General characteristics
- Displacement: 130 tons
- Length: 128 ft (39 m)
- Beam: 30 ft (9.1 m)
- Draft: 11 (3.3 m)
- Propulsion: Detroit - Quad, 550 Hp
- Speed: 9 knots (17 km/h)

= United States lightship WLV-613 =

Last lightship to mark the Ambrose channel

The United States Lightship WLV-613 was a lightvessel commissioned in 1952 that became the last lightship to mark the Ambrose Channel. She was replaced by a Texas Tower lightstation on 24 August 1967.

The WLV-613 was reassigned as a relief ship on the Massachusetts coastline from 1967 to 1979. After being assigned in 1979 to Nantucket Shoals the lightship alternated with her sister ship, the Lightship WLV-612, relieving each other approximately every 21 days as the Nantucket lightship. The WLV-613 was also the last lightship to mark the Nantucket channel on 20 December 1983. She was decommissioned and retired in 1983.

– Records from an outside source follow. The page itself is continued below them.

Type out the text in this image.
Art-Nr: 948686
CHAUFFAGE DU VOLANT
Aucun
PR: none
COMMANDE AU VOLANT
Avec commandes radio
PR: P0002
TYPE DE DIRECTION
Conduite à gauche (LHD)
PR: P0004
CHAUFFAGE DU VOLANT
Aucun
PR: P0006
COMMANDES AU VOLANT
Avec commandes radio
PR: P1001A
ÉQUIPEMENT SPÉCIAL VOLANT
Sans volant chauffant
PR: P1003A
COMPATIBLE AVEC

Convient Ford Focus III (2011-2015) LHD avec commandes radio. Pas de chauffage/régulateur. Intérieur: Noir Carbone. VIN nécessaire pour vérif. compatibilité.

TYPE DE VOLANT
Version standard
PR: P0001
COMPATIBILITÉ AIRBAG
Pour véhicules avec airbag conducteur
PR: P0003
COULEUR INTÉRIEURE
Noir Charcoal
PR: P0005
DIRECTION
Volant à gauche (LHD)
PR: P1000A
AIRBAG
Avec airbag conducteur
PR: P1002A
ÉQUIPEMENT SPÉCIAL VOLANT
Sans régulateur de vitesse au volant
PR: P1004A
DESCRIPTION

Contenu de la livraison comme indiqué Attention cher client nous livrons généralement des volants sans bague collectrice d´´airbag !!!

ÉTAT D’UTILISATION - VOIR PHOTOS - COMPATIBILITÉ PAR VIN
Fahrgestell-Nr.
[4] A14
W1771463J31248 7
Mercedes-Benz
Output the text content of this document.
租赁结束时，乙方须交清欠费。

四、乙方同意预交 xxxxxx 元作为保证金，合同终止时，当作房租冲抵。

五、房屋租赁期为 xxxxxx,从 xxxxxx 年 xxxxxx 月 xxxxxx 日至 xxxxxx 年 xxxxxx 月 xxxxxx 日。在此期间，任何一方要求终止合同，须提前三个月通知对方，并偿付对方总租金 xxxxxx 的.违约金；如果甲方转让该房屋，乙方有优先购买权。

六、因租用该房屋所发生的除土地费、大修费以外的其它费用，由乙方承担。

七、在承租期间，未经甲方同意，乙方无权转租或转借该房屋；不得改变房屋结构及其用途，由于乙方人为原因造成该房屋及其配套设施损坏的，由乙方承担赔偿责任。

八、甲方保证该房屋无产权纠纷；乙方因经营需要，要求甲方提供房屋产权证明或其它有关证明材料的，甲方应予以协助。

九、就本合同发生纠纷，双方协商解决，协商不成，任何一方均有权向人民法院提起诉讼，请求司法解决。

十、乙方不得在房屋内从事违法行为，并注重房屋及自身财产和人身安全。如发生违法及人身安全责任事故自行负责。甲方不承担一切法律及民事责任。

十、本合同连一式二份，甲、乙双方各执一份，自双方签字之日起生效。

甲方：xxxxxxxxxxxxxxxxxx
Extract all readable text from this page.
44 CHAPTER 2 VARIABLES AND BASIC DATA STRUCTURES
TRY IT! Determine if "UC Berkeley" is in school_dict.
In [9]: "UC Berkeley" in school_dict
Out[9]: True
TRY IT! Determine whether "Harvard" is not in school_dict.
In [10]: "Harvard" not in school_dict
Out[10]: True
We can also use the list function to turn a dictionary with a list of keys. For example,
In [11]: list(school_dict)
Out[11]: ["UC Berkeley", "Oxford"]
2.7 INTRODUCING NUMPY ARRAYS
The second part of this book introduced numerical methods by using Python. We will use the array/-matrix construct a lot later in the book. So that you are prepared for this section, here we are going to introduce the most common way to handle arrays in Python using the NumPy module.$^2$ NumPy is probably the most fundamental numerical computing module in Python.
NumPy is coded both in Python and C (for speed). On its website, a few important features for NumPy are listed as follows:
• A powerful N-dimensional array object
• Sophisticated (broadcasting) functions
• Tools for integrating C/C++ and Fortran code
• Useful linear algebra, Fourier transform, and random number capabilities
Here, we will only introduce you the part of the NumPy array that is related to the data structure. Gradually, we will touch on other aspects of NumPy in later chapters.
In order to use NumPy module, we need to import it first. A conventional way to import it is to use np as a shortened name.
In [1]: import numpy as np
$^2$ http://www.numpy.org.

WLV-613 was berthed at the Wareham Shipyard along Main Street in Wareham, Massachusetts from about 1990 until she was moved to New Bedford, Massachusetts on December 1, 2014. The vessel (now painted as "NANTUCKET") is now privately owned by William B. Golden and Kristen Golden, owners of WLV-612 that also served as the Nantucket station lightship. Currently, she is located in New Bedford, MA but closed to the public.